Aku menatap secarik post-it yang sudah menempel di pahaku selama tiga puluh menit:

Havendish Lodge. 123 Thicket Dr.

Kami sudah semakin dekat dengan titik merah di GPS.

"Belok kiri," perintahku.

Jalan raya tempat kami berkendara sepi. Serangga mati dan dedaunan yang meranggas mengotori kaca depan mobil Tobias. Entah sudah berapa kali cowok itu menyemprotkan air, lalu mengaktifkan wiper untuk membasuh pergi serangga-serangga itu. Aku mengerjap pelan. Pepohonan di sekeliling kami menipis; gradasi oranye yang berangsur-angsur ditelan langit biru dan laut lepas. Thicket Drive. Lima ratus meter ke utara, jalanan menurun dan bercabang, salah satunya mengarah ke Havendish Lodge.

Tempat Faux tinggal selama tiga minggu ini.

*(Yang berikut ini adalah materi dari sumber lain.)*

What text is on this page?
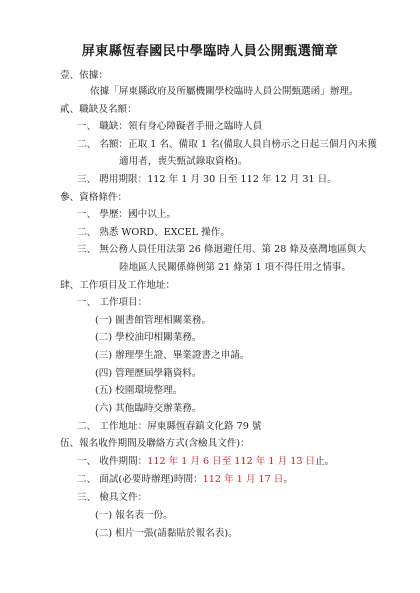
屏東縣恆春國民中學臨時人員公開甄選簡章
壹、依據：
依據「屏東縣政府及所屬機關學校臨時人員公開甄選函」辦理。
貳、職缺及名額：
一、 職缺：領有身心障礙者手冊之臨時人員
二、 名額：正取 1 名、備取 1 名(備取人員自榜示之日起三個月內未獲
適用者，喪失甄試錄取資格)。
三、 聘用期限：112 年 1 月 30 日至 112 年 12 月 31 日。
參、資格條件：
一、 學歷：國中以上。
二、 熟悉 WORD、EXCEL 操作。
三、 無公務人員任用法第 26 條迴避任用、第 28 條及臺灣地區與大
陸地區人民關係條例第 21 條第 1 項不得任用之情事。
肆、工作項目及工作地址：
一、 工作項目：
(一) 圖書館管理相關業務。
(二) 學校油印相關業務。
(三) 辦理學生證、畢業證書之申請。
(四) 管理歷屆學籍資料。
(五) 校園環境整理。
(六) 其他臨時交辦業務。
二、 工作地址：屏東縣恆春鎮文化路 79 號
伍、報名收件期間及聯絡方式(含檢具文件)：
一、 收件期間：112 年 1 月 6 日至 112 年 1 月 13 日止。
二、 面試(必要時辦理)時間：112 年 1 月 17 日。
三、 檢具文件：
(一) 報名表一份。
(二) 相片一張(請黏貼於報名表)。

Selama beberapa lama, mataku terpejam. Membayangkan apa saja yang akan kukatakan pada Faux saat aku masuk: Aku kangen kamu. Semuanya baik-baik saja? Apa ada kemungkinan kita bakal bertemu lagi? Pertanyaan-pertanyaan hilir-mudik di dalam kepalaku seperti segerombolan ikan sarden. Begitu aku membuka mata, mobil Tobias sudah memasuki pelataran parkir Havendish Lodge, sebuah bangunan dua tingkat berdinding batu. Luasnya hampir seperti rumah Faux sendiri, dengan air mancur megah, driveway melingkar, dan pepohonan gersang. Mobil-mobil van terparkir secara paralel di bagian depan gedung, menyisakan satu petak yang segera diisi oleh Tobias.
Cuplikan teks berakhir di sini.